COSC 526: Big Data Mining at Electrical Engineering and Computer Science Department, University of Tennessee, Knoxville
Similar to the previous year, this class will be focused on Big Data. The target of the class is to make aware of the recent developments in the aspects of data mining, typically focused on understanding the structure of large datasets. I am emphasizing on three aspects of algorithmic development for big data mining: (1) when available memory is extremely large (e.g., a shared memory architecture like Cray Urika); (2) when available memory is small, but can be distributed across a cluster (e.g., cloud like environments); and (3) when the available memory is small and data has to be analyzed “in-situ” or “online” (e.g., streaming environments). I plan on using Apache Spark, GraphX and other recent platforms for the projects. The students usually do four (individual) mini-projects and a class-level project that is highlighted as a poster session at the end of the semester.
COSC 526: Big Data Mining at Electrical Engineering and Computer Science Department, University of Tennessee at Knoxville
The emphasis of this section will be on Big Data. Tentative topics to be covered include: (1) Introduction to big data mining paradigms using (a) Distributed computing tools such as Map-Reduce/Hadoop and (b) Multi-core tools including GPUs and heterogeneous compute resources, (2) Ideas to “munge, manipulate and analyze” large volumes of data, (3) Streaming Data Analytics, (4) Randomized/probabilistic approaches to construct matrix decompositions/ dimensionality reduction, (5) Similarity search in high dimensional datasets, (6) Link Detection/ Page Rank and applications, and (7) Graph mining techniques.

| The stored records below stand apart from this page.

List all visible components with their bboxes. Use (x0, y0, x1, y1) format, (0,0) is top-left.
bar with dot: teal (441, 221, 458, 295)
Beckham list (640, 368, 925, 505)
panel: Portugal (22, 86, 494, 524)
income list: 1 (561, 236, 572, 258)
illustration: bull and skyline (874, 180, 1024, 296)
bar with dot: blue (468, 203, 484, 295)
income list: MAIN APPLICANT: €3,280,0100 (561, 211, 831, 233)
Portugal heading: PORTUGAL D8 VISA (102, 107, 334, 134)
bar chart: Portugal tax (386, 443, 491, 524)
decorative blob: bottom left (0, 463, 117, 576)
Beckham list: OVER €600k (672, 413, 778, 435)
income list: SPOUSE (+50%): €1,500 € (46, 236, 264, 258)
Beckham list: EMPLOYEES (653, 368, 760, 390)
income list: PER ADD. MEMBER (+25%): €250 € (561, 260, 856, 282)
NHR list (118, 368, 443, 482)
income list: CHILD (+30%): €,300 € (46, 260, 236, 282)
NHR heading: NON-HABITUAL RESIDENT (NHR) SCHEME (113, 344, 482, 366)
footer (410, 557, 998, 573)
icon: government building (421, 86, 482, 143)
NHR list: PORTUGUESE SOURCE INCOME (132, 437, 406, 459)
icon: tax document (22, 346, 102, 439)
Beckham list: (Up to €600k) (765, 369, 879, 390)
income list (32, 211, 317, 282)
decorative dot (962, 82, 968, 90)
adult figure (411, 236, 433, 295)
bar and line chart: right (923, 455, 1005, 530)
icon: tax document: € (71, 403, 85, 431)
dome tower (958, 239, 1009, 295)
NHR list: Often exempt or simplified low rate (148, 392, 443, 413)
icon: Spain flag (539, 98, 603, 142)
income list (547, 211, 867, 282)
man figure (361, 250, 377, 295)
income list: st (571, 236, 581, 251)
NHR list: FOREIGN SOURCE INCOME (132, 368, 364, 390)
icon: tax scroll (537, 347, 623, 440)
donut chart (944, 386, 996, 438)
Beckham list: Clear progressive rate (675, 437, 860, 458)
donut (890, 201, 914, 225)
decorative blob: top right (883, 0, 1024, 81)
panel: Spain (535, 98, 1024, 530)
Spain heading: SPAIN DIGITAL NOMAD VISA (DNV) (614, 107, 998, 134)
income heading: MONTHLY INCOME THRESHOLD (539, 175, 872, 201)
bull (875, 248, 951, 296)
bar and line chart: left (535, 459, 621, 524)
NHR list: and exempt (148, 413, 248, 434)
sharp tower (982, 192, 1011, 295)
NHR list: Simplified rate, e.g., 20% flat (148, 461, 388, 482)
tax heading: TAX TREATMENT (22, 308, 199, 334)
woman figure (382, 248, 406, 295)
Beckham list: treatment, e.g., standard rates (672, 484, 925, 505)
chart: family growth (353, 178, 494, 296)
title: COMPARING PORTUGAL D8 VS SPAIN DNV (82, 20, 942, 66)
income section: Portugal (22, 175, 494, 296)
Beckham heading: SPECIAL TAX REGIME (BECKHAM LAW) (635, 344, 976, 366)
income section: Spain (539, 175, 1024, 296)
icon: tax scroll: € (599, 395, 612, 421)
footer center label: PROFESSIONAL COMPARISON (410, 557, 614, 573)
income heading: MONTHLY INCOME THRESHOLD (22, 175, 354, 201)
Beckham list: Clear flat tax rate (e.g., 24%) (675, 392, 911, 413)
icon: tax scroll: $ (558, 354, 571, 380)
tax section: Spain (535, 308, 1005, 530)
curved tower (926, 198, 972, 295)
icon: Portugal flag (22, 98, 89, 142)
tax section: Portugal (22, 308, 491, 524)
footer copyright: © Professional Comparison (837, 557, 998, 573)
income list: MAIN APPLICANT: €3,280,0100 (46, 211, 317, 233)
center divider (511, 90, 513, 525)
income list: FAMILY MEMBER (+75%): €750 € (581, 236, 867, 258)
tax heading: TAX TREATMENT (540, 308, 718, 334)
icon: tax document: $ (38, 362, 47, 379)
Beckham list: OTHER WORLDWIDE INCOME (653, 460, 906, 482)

Planned datasets for course projects include: (1) large volumes of social media data (over a year worth of data collected at ORNL; >10 TB), (2) open source claims data from the Centers for Medicaid and Medicare (~80-100 GB but complex and noisy healthcare related data), (3) 1000 genome project ( >2 TB data but highly complex and noisy biological datasets), and (4) cybersecurity data.
The course grade was based on two mini-projects (with mini implementation examples), a course-project (which begins within the first two weeks of class) and a final poster session.